Rarua Dikana

Personal information
- Full name: Rarua Dikana Boge
- Born: 19 October 1978 (age 47) Papua New Guinea
- Nickname: Rugi Dee
- Batting: Right-handed
- Bowling: Right-arm medium
- Role: Bowler

International information
- National side: Papua New Guinea;

Career statistics
| Competition | List A |
| Matches | 16 |
| Runs scored | 115 |
| Batting average | 9.58 |
| 100s/50s | –/– |
| Top score | 27 |
| Balls bowled | 487 |
| Wickets | 16 |
| Bowling average | 21.62 |
| 5 wickets in innings | – |
| 10 wickets in match | – |
| Best bowling | 3/31 |
| Catches/stumpings | 4/– |
- Source: CricketArchive, 22 May 2011

= Rarua Dikana =

Papua New Guinean cricketer

Rarua Dikana (born 19 October 1978 in Papua New Guinea) is a Papua New Guinean former cricketer, also known as Rarva Dikana. A right-handed batsman, right-arm medium pace bowler and occasional wicket-keeper, he has played for the Papua New Guinea national cricket team since 1998.

==Career==

Dikana's first taste of international cricket came in the 1998 Under-19 World Cup when he represented Papua New Guinea Under-19s in six tournament matches. He made his debut for the senior side later that year, playing against Malaysia and Singapore in the ACC Trophy.

He next played for Papua New Guinea in the 2001 Pacifica Cup in Auckland, New Zealand before playing for them in the 2001 ICC Trophy in Canada. He played in the 2002 Pacifica Cup in Apia, Samoa, including the final in which Papua New Guinea beat Tonga. In 2004, he first represented a combined East Asia Pacific team in the Australian National Country Cricket Championships, and has represented the side every year since.

In 2005, he played in the repêchage tournament for the 2005 ICC Trophy. Papua New Guinea beat Fiji in the final, to qualify for the 2005 ICC Trophy in Ireland, where Dikana made his List A debut against the Netherlands.

He represented Papua New Guinea at Division Three of the World Cricket League in Darwin, Australia, where he captained the side, and in the cricket tournament at the 2007 South Pacific Games.

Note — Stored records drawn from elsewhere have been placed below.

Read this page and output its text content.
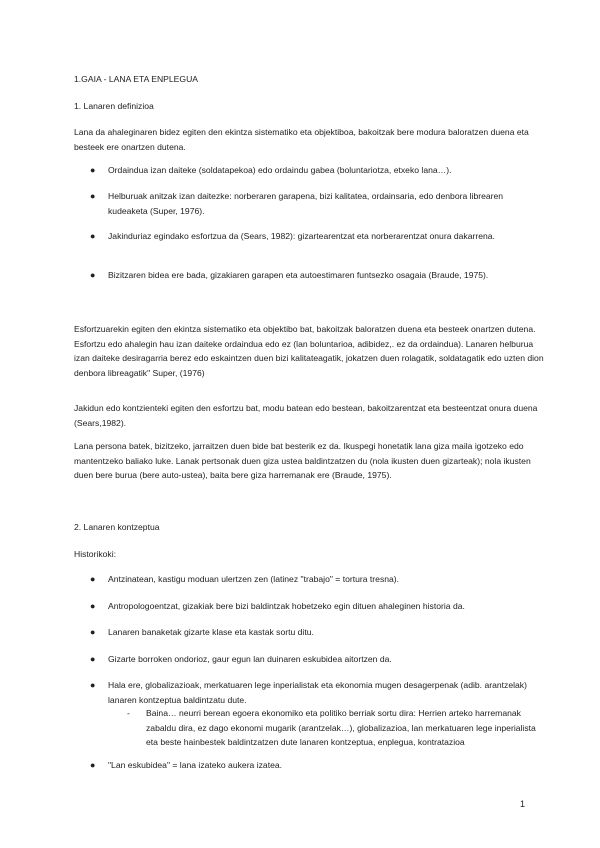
1.GAIA - LANA ETA ENPLEGUA

1. Lanaren definizioa

Lana da ahaleginaren bidez egiten den ekintza sistematiko eta objektiboa, bakoitzak bere modura baloratzen duena eta besteek ere onartzen dutena.

● Ordaindua izan daiteke (soldatapekoa) edo ordaindu gabea (boluntariotza, etxeko lana…).
● Helburuak anitzak izan daitezke: norberaren garapena, bizi kalitatea, ordainsaria, edo denbora librearen kudeaketa (Super, 1976).
● Jakinduriaz egindako esfortzua da (Sears, 1982): gizartearentzat eta norberarentzat onura dakarrena.
● Bizitzaren bidea ere bada, gizakiaren garapen eta autoestimaren funtsezko osagaia (Braude, 1975).

Esfortzuarekin egiten den ekintza sistematiko eta objektibo bat, bakoitzak baloratzen duena eta besteek onartzen dutena. Esfortzu edo ahalegin hau izan daiteke ordaindua edo ez (lan boluntarioa, adibidez,. ez da ordaindua). Lanaren helburua izan daiteke desiragarria berez edo eskaintzen duen bizi kalitateagatik, jokatzen duen rolagatik, soldatagatik edo uzten dion denbora libreagatik" Super, (1976)

Jakidun edo kontzienteki egiten den esfortzu bat, modu batean edo bestean, bakoitzarentzat eta besteentzat onura duena (Sears,1982).

Lana persona batek, bizitzeko, jarraitzen duen bide bat besterik ez da. Ikuspegi honetatik lana giza maila igotzeko edo mantentzeko baliako luke. Lanak pertsonak duen giza ustea baldintzatzen du (nola ikusten duen gizarteak); nola ikusten duen bere burua (bere auto-ustea), baita bere giza harremanak ere (Braude, 1975).

2. Lanaren kontzeptua

Historikoki:

● Antzinatean, kastigu moduan ulertzen zen (latinez "trabajo" = tortura tresna).
● Antropologoentzat, gizakiak bere bizi baldintzak hobetzeko egin dituen ahaleginen historia da.
● Lanaren banaketak gizarte klase eta kastak sortu ditu.
● Gizarte borroken ondorioz, gaur egun lan duinaren eskubidea aitortzen da.
● Hala ere, globalizazioak, merkatuaren lege inperialistak eta ekonomia mugen desagerpenak (adib. arantzelak) lanaren kontzeptua baldintzatu dute.
- Baina… neurri berean egoera ekonomiko eta politiko berriak sortu dira: Herrien arteko harremanak zabaldu dira, ez dago ekonomi mugarik (arantzelak…), globalizazioa, lan merkatuaren lege inperialista eta beste hainbestek baldintzatzen dute lanaren kontzeptua, enplegua, kontratazioa
● "Lan eskubidea" = lana izateko aukera izatea.
1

Dikana played for Papua New Guinea in the 2009 World Cricket League Division Three, where he played 6 matches. He appeared for Papua New Guinea in the 2011 World Cricket League Division Two. He played a further 6 List A matches in the competition, the last coming against Hong Kong. In his 6 matches in the competition, he took 10 wickets at a bowling average of 17.40, with best figures of 3/31.

==Coaching career==
After retiring from playing, Dikana was appointed interim head coach of Papua New Guinea for the 2011 Pacific Games in Samoa. He also filled the role on an interim basis in 2014 following the resignation of Peter Anderson.